The symptoms of all forms of mesothelioma can be caused by other conditions so if you are suffering with any of the symptoms it is important not to panic as there may be something else causing them. It is still vital for you to seek medical attention as soon as possible, to allow for an asbestos-related condition to be ruled out. Make sure you advise your doctor that you have been exposed to asbestos in the past, to make them aware that you may be suffering with an asbestos-related disease.
Diagnosis of mesothelioma
All forms of mesothelioma are difficult to diagnose as the symptoms could be caused by a number of other conditions. The first step in diagnosis is imaging tests. An x-ray or CT scan would normally be carried out, along with blood tests which will help to rule out other conditions.
Once imaging has shown there is a potential tumour, if the patient is well enough, a biopsy is taken. This involves a small sample of the tumour being taken so that it can be tested.
Currently, a biopsy is the most reliable method of diagnosing mesothelioma. In cases where the patient is unable to undergo a biopsy, imaging and blood tests can be used to obtain a likely diagnosis and appropriate treatment is then provided on a clinical basis.
Treatment of mesothelioma
Sadly, there is no known cure for mesothelioma and, due to the often late diagnosis, prognosis for patients is generally poor. However, advances in mesothelioma research have uncovered more effective treatments which can allow patients to experience improved quality of life, whilst also lengthening their lives.
Treatment options will depend on the location and progression of the disease.
- Chemotherapy and radiotherapy
- Chemotherapy and radiotherapy are common treatments for mesothelioma. They aim to slow the growth of tumours and increase quality of life. Chemotherapy, however, is well-known to cause negative side effects which some patients feel outweigh the benefits.
- If caught early, and the patient is otherwise in good health, they may be offered surgery to remove as much of the tumour as possible. This can help to alleviate symptoms.
- In pleural mesothelioma, a radical surgery where the pleura and lung are removed may be an option. For this to be an option the disease needs to have been diagnosed early and the patient needs to have a strong heart and reasonable lung function.
- A relatively new treatment for mesothelioma is immunotherapy, which stimulates the patient’s immune system to target and kill the mesothelioma cells. Immunotherapy is not currently available on the NHS. However, we have been successful in recovering mesothelioma compensation to cover private costs of this treatment.
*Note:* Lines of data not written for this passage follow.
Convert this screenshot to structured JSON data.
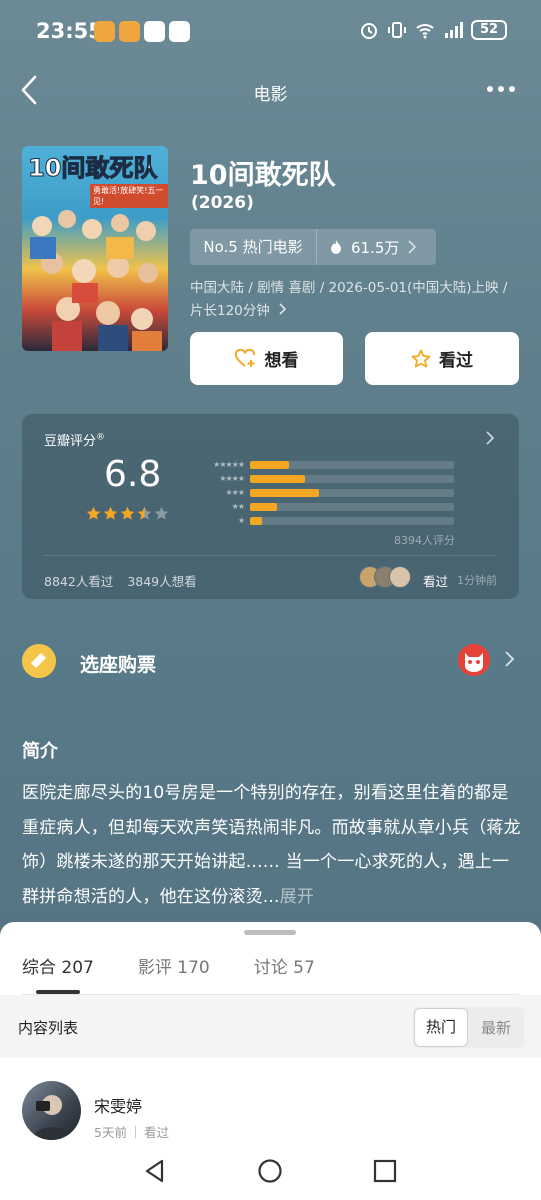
{
  "status_bar": {
    "time": "23:55",
    "battery": "52"
  },
  "nav": {
    "title": "电影"
  },
  "movie": {
    "poster_title": "10间敢死队",
    "poster_tagline": "勇敢活!放肆笑!五一见!",
    "title": "10间敢死队",
    "year": "(2026)",
    "rank": "No.5 热门电影",
    "heat": "61.5万",
    "meta": "中国大陆 / 剧情 喜剧 / 2026-05-01(中国大陆)上映 / 片长120分钟"
  },
  "actions": {
    "want": "想看",
    "seen": "看过"
  },
  "rating": {
    "label": "豆瓣评分",
    "registered_mark": "®",
    "score": "6.8",
    "stars_filled": 3.5,
    "star_rows": [
      "★★★★★",
      "★★★★",
      "★★★",
      "★★",
      "★"
    ],
    "distribution": [
      0.19,
      0.27,
      0.34,
      0.13,
      0.06
    ],
    "rating_count": "8394人评分",
    "seen_count": "8842人看过",
    "want_count": "3849人想看",
    "friend_action": "看过",
    "friend_time": "1分钟前",
    "star_color": "#f5a623"
  },
  "tickets": {
    "label": "选座购票"
  },
  "intro": {
    "heading": "简介",
    "text": "医院走廊尽头的10号房是一个特别的存在，别看这里住着的都是重症病人，但却每天欢声笑语热闹非凡。而故事就从章小兵（蒋龙 饰）跳楼未遂的那天开始讲起…… 当一个一心求死的人，遇上一群拼命想活的人，他在这份滚烫...",
    "more": "展开"
  },
  "sheet": {
    "tabs": [
      {
        "label": "综合 207"
      },
      {
        "label": "影评 170"
      },
      {
        "label": "讨论 57"
      }
    ],
    "list_label": "内容列表",
    "sort_hot": "热门",
    "sort_new": "最新"
  },
  "post": {
    "user": "宋雯婷",
    "time": "5天前",
    "action": "看过"
  }
}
This forms part of the civil compensation claim.
Prognosis for mesothelioma
The prognosis for mesothelioma is often bleak as there is no known cure. Following diagnosis the average life expectancy is between approximately 12 and 18 months. The advances in mesothelioma treatments are helping patients to live longer and there are mesothelioma sufferers who have lived well beyond what was expected, with some living for more than 10 years following diagnosis.
Prognosis depends on the stage of the disease at diagnosis as well as the location and cell type of the mesothelioma.
Claiming for mesothelioma
To make a civil mesothelioma compensation claim you need to be able to say which companies or employers exposed you to asbestos and what work you were doing that caused the exposure. Alternatively, if you were exposed outside of work, you will need information confirming how you suffered your exposure to airborne asbestos dust. If you have this information or wish to look into things further, our specialist asbestos disease solicitors can help you pursue a claim, with a view to holding a party to account for what has happened to you. If you are unable to pinpoint where you have been exposed, we can help you to consider this further.